Hackers Steal $2.7 Million from Decentralized Exchange via Haveno Protocol Flaw

Decentralized exchange RetroSwap got hit by a hack attack in which hackers took advantage of a flaw in the Haveno protocol and drained around $2.7 million in cryptocurrency.

The team acted fast by suspending trading but the damage was already done.

How the Attack Happened

RetoSwap disclosed the exploit on May 20 through posts on X. Haveno lead developer Woodser spotted the issue at 2:31 UTC. The exchange blocked the attacker’s onion address immediately. Two minutes later, an emergency client update froze all trading.

The attack did not break RetoSwap’s own infrastructure. Instead, hackers found a hole inside Haveno’s trading protocol. The incident mainly hit large crypto trades. Fiat transactions stayed safe. The platform has since paused operations while developers investigate and build a security patch.

RetoSwap later shared more details about the trick. Attackers messed with Haveno’s trade messaging system during active transactions. Woodser explained how the exploit happened.

They mentioned that when the attacker initiated a trade, they sent out a fake out-of-order ACK message pretending to be the arbitrator. This tricked the software into updating the arbitrator’s node address to the attacker’s own. It enabled them to create a compromised multisig wallet before the funds were deposited.

Simply put, the hacker posed as the referee before any money entered the shared wallet. That gave them unauthorized control over the trade.

What RetoSwap Users Should Do Now

Later on, RetoSwap told users to back up their wallet files right away. This helps in case recovery becomes possible later. The platform shared backup steps for Linux, macOS, and Windows systems. It also pointed users to Haveno’s built-in backup tool. The message was clear: act quickly to secure your local data.

RetoSwap runs as a peer-to-peer trading platform using Tor and the Haveno protocol. It never holds user funds. Traders operate directly from local wallets instead of depositing assets into centralized accounts. The platform supports Monero, Bitcoin, Ethereum, Litecoin, Bitcoin Cash, and several stablecoins on the Ethereum and Tron networks.

A Wider Wave Of Bridge Exploits

The RetoSwap hack is not an isolated event. The crypto world is seeing a surge in similar failures. MAP Protocol and ButterNetwork also reported a bridge attack involving nearly 1 quadrillion fake MAPO tokens. Blockchain security firm Blockaid linked that incident to weak message verification systems.

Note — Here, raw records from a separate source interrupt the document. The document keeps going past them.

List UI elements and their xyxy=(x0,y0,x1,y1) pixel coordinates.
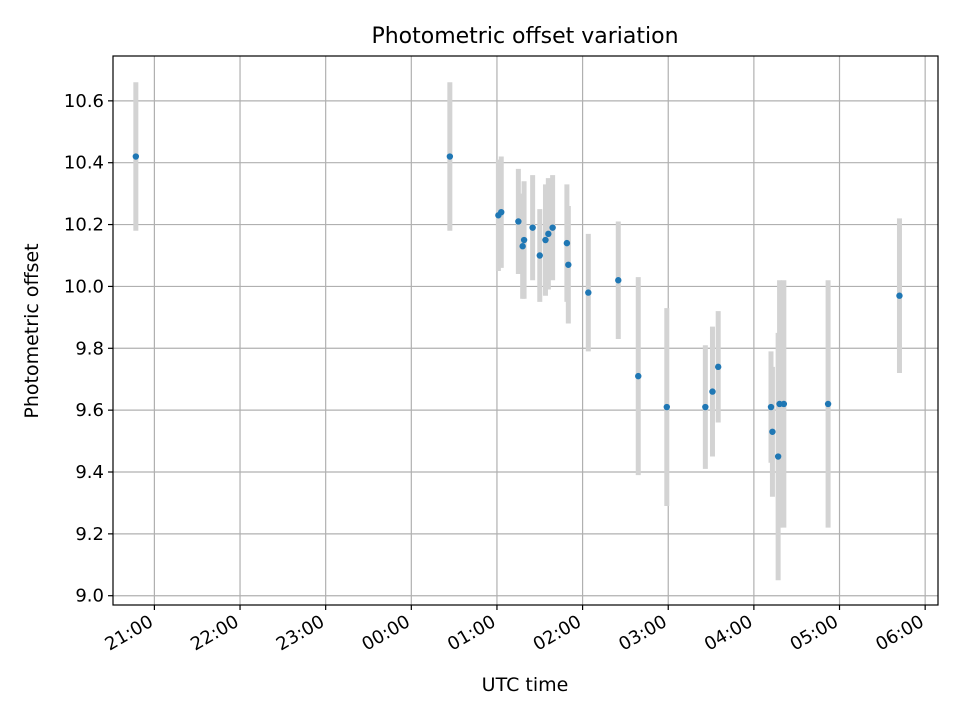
data-point xyxy=(769,428,776,435)
x-tick-label: 05:00 xyxy=(787,611,842,655)
y-axis-label: Photometric offset xyxy=(21,243,43,418)
data-point xyxy=(585,289,592,296)
data-point xyxy=(780,400,788,408)
data-points xyxy=(132,153,903,460)
data-point xyxy=(714,363,722,371)
x-tick-label: 03:00 xyxy=(615,611,670,655)
x-axis-ticks: 21:00 22:00 23:00 00:00 01:00 02:00 03:00 04:00… xyxy=(101,605,928,655)
data-point xyxy=(529,224,536,231)
x-tick-label: 02:00 xyxy=(530,611,585,655)
data-point xyxy=(542,236,549,244)
data-point xyxy=(549,224,556,231)
data-point xyxy=(774,453,782,460)
data-point xyxy=(565,261,572,268)
y-tick-label: 10.4 xyxy=(64,153,104,174)
x-axis-label: UTC time xyxy=(482,674,569,696)
data-point xyxy=(702,403,709,411)
x-tick-label: 06:00 xyxy=(872,611,927,655)
data-point xyxy=(709,388,716,395)
x-tick-label: 22:00 xyxy=(187,611,242,655)
data-point xyxy=(824,400,832,408)
data-point xyxy=(896,292,903,299)
data-point xyxy=(446,153,454,160)
data-point xyxy=(536,252,543,259)
data-point xyxy=(635,372,642,380)
plot-frame xyxy=(112,55,939,606)
x-tick-label: 23:00 xyxy=(273,611,328,655)
y-tick-label: 10.2 xyxy=(64,215,104,236)
x-tick-label: 00:00 xyxy=(358,611,413,655)
data-point xyxy=(132,153,140,160)
y-tick-label: 9.8 xyxy=(75,338,104,359)
x-tick-label: 21:00 xyxy=(101,611,156,655)
chart-title: Photometric offset variation xyxy=(371,24,678,49)
data-point xyxy=(663,403,671,411)
y-tick-label: 9.6 xyxy=(75,400,104,421)
error-bars xyxy=(133,82,902,581)
y-tick-label: 10.6 xyxy=(64,91,104,112)
data-point xyxy=(615,277,622,284)
y-tick-label: 9.2 xyxy=(75,524,104,545)
data-point xyxy=(515,218,522,225)
y-tick-label: 9.0 xyxy=(75,586,104,607)
data-point xyxy=(520,236,528,244)
data-point xyxy=(545,230,552,238)
grid xyxy=(113,56,938,605)
x-tick-label: 04:00 xyxy=(701,611,756,655)
y-tick-label: 10.0 xyxy=(64,276,104,297)
data-point xyxy=(767,403,775,411)
data-point xyxy=(519,243,526,250)
data-point xyxy=(498,208,505,216)
data-point xyxy=(563,239,571,247)
y-axis-ticks: 9.0 9.2 9.4 9.6 9.8 10.0 10.2 10.4 10.6 xyxy=(64,91,113,607)
y-tick-label: 9.4 xyxy=(75,462,104,483)
x-tick-label: 01:00 xyxy=(444,611,499,655)
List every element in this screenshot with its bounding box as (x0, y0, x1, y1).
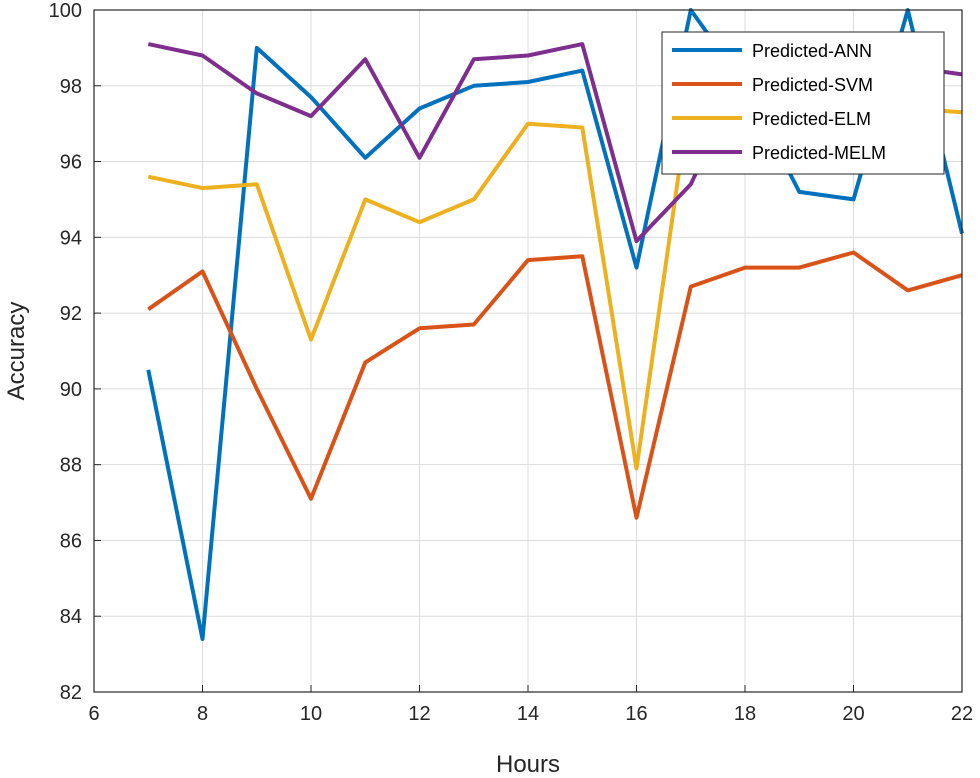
x-tick-label: 16 (625, 703, 647, 725)
legend-label: Predicted-SVM (752, 75, 873, 95)
series-line-predicted-svm (147, 250, 963, 520)
x-axis-label: Hours (496, 751, 560, 778)
legend-label: Predicted-MELM (752, 143, 886, 163)
y-tick-label: 92 (60, 303, 82, 325)
y-axis-label: Accuracy (3, 302, 30, 401)
y-tick-label: 88 (60, 455, 82, 477)
x-tick-label: 14 (517, 703, 539, 725)
x-tick-label: 8 (197, 703, 208, 725)
legend: Predicted-ANN Predicted-SVM Predicted-ELM P… (661, 31, 945, 175)
axis-ticks: 6 8 10 12 14 16 18 20 22 82 84 86 88 90 92 94 96 98 100 (49, 0, 974, 725)
x-tick-label: 12 (408, 703, 430, 725)
y-tick-label: 100 (49, 0, 82, 22)
x-tick-label: 6 (88, 703, 99, 725)
series-line-predicted-ann (146, 8, 964, 641)
y-tick-label: 86 (60, 530, 82, 552)
x-tick-label: 18 (734, 703, 756, 725)
y-tick-label: 84 (60, 606, 82, 628)
x-tick-label: 20 (842, 703, 864, 725)
y-tick-label: 98 (60, 76, 82, 98)
legend-label: Predicted-ANN (752, 41, 872, 61)
y-tick-label: 90 (60, 379, 82, 401)
y-tick-label: 96 (60, 152, 82, 174)
y-tick-label: 94 (60, 227, 82, 249)
x-tick-label: 10 (300, 703, 322, 725)
x-tick-label: 22 (951, 703, 973, 725)
legend-label: Predicted-ELM (752, 109, 871, 129)
y-tick-label: 82 (60, 682, 82, 704)
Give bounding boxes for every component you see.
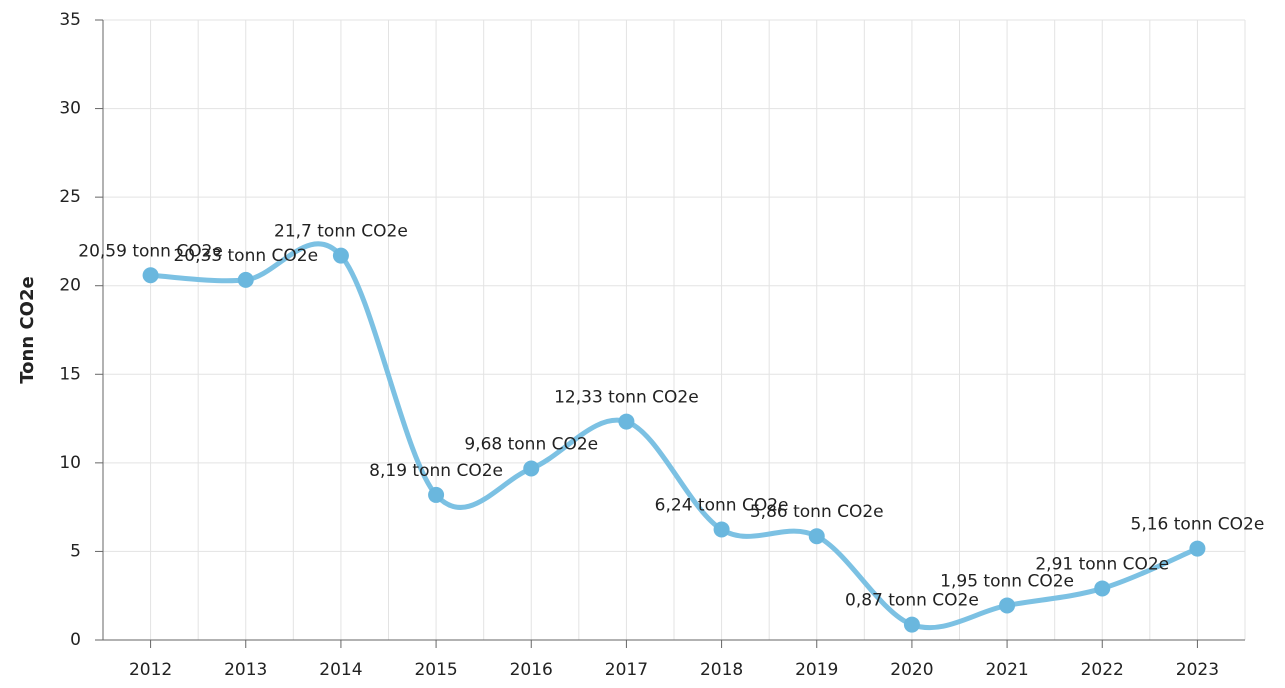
data-label: 8,19 tonn CO2e bbox=[369, 461, 503, 481]
point bbox=[428, 486, 445, 503]
point bbox=[332, 247, 349, 264]
point bbox=[1094, 580, 1111, 597]
x-tick-label: 2022 bbox=[1081, 660, 1124, 680]
x-tick-label: 2012 bbox=[129, 660, 172, 680]
point bbox=[713, 521, 730, 538]
data-label: 9,68 tonn CO2e bbox=[464, 435, 598, 455]
data-label: 6,24 tonn CO2e bbox=[655, 495, 789, 515]
point bbox=[999, 597, 1016, 614]
point bbox=[523, 460, 540, 477]
y-tick-label: 10 bbox=[59, 453, 81, 473]
data-label: 2,91 tonn CO2e bbox=[1035, 554, 1169, 574]
y-tick-label: 25 bbox=[59, 187, 81, 207]
y-tick-label: 15 bbox=[59, 364, 81, 384]
x-tick-label: 2021 bbox=[985, 660, 1028, 680]
data-label: 1,95 tonn CO2e bbox=[940, 571, 1074, 591]
point bbox=[903, 616, 920, 633]
point bbox=[1189, 540, 1206, 557]
x-tick-label: 2013 bbox=[224, 660, 267, 680]
y-tick-label: 5 bbox=[70, 541, 81, 561]
y-tick-label: 30 bbox=[59, 99, 81, 119]
x-tick-label: 2018 bbox=[700, 660, 743, 680]
x-tick-label: 2023 bbox=[1176, 660, 1219, 680]
point bbox=[808, 528, 825, 545]
x-tick-label: 2016 bbox=[510, 660, 553, 680]
x-tick-label: 2020 bbox=[890, 660, 933, 680]
x-tick-label: 2019 bbox=[795, 660, 838, 680]
x-tick-label: 2017 bbox=[605, 660, 648, 680]
point bbox=[618, 413, 635, 430]
data-label: 21,7 tonn CO2e bbox=[274, 222, 408, 242]
y-axis-label: Tonn CO2e bbox=[17, 276, 38, 383]
data-label: 12,33 tonn CO2e bbox=[554, 388, 699, 408]
x-tick-label: 2014 bbox=[319, 660, 362, 680]
point bbox=[142, 267, 159, 284]
data-label: 20,33 tonn CO2e bbox=[173, 246, 318, 266]
data-label: 0,87 tonn CO2e bbox=[845, 591, 979, 611]
y-tick-label: 35 bbox=[59, 10, 81, 30]
x-tick-label: 2015 bbox=[414, 660, 457, 680]
y-tick-label: 20 bbox=[59, 276, 81, 296]
data-label: 20,59 tonn CO2e bbox=[78, 241, 223, 261]
point bbox=[237, 271, 254, 288]
data-label: 5,86 tonn CO2e bbox=[750, 502, 884, 522]
y-tick-label: 0 bbox=[70, 630, 81, 650]
data-label: 5,16 tonn CO2e bbox=[1131, 515, 1265, 535]
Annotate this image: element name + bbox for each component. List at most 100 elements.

In addition, Echo Protocol regained ownership of an administrator key from attackers after they minted approximately $816,000 worth of unapproved eBTC tokens. The team decided to suspend several aspects of their cross-chain operations while reviewing access permissions and contract safety measures.

According to the blockchain security company PeckShield, hackers have taken about $328.6 million in 2026 through bridge-related breaches. There is a consistent trend of increased thefts caused by small security breaches within cross-chain infrastructure, leading to high-value loss due to poor infrastructure design.

The trend continues with other platforms. Thorchain’s suspected $11 million exploit after an emergency shutdown shows that even established DeFi protocols are vulnerable to sophisticated attacks.

Implications of this Breach and Next Steps

One takeaway from this breach? No platform is immune to hack attacks, not even non-custodial platforms we all thought were safer. The attack did not target RetoSwap’s code. It hit the underlying Haveno protocol. That means one weak link in a shared tool can hurt every platform using it.

For users, the main risk is losing funds that never leave their own wallets. The exploit manipulated the trade setup phase. So victims thought they were sending money to a safe multisig wallet, not knowing the whole thing was going into an attacker’s wallet.

Here are ways you can stop similar attacks from happening in the future:

• For developers: Run mandatory arbitration node identity verification before each trade. Never trust a single ACK message to update arbitrator addresses. Add multi-step confirmations for any changes to wallet participants. Use time-locks and delay mechanisms for high-value trades. Conduct regular third-party security audits of the entire trade protocol, not just the exchange frontend.
• For users: Always double-check the arbitrator’s public key through an independent channel before depositing funds. Start with a small test transaction for any large trade. Keep local wallet backups offline. Follow the platform’s official channels for emergency updates. Avoid trading on any DEX that cannot pause or reverse suspicious activity quickly.
• For the industry: Create a shared alert system for protocol-level exploits. If one platform detects a flaw, others using the same protocol get notified instantly. Standardize emergency response playbooks across all non-custodial exchanges. Require proof of recent security audits before listing any bridge or trading protocol.

RetoSwap’s two-minute response was impressive. But prevention is always better than a fast pause. Cross-chain protocols are still in their infancy, so for now regard every trade as if it contains a hidden flaw. Exercise caution, have backups of everything, and do not assume a decentralized network is very secure.